City officials say that motorist’s have come to know where the “hidden” cameras are and adjust their driving accordingly. Despite the lower ticket numbers, officials are happy to point out that accidents in the corresponding areas are also down.  Intersections with red light cameras had a 20% reduction in overall injuries to pedestrians. The number of fatalities has also dropped according to the Department of Transportation.

Some 190 cameras have been installed throughout the city over the past 5 years without change to their location, the Internet is now filled with websites warning and revealing where they are located. The revenue dropped from $42 million in 2012 to $33 million in 2013.

Mayor DeBlasio wants Albany to allow more cameras which he says would be used to fine speeding drivers and collect more revenue in addition to the notable safety improvements.
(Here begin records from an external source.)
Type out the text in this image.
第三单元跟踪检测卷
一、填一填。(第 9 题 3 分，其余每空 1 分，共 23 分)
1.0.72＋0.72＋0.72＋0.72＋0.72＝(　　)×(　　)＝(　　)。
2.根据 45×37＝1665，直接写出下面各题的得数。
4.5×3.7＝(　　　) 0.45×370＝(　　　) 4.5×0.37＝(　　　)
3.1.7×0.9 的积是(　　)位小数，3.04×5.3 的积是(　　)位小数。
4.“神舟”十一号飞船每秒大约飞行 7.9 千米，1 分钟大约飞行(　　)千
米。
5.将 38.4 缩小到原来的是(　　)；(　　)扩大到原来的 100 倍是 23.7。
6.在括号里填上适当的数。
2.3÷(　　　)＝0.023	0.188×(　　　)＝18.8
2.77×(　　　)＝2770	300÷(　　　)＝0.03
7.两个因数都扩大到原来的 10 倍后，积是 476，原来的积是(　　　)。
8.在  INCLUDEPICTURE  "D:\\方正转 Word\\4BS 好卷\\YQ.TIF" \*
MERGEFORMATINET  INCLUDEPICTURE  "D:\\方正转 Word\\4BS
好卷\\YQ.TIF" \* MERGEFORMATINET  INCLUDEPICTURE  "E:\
The request for more cameras has stalled in Albany but local groups such as a Park Slope block association have started a petition requesting cameras to be placed at the intersection of Flatbush Ave. and Sterling Place.

“Throughout the red light camera program, DOT has closely monitored the system’s performance and placed these safety tools at locations where they will be most effective at deterring red light running,” said spokesman Nicholas Mosquera.

But local results can vary. In recent years, municipalities including Los Angeles, Philadelphia and St. Petersburg, Fla., have found that crashes increased at intersections where cameras are installed. Everything from the choice of intersection, to how long a light stays yellow before turning red, to the methods used to evaluate the cameras can influence whether they are deemed successful.

Counting rear-end crashes, for example, can sometimes mean the cameras increase the total number of accidents—as drivers slam on the brakes when they see a warning—though even an overall increase in collisions can be worthwhile, some researchers say, if the most severe crashes decline.

The city can actually install more cameras if they wish in an effort to reduce intersection accidents but they won’t be able to issue the summonses they generate with state permission.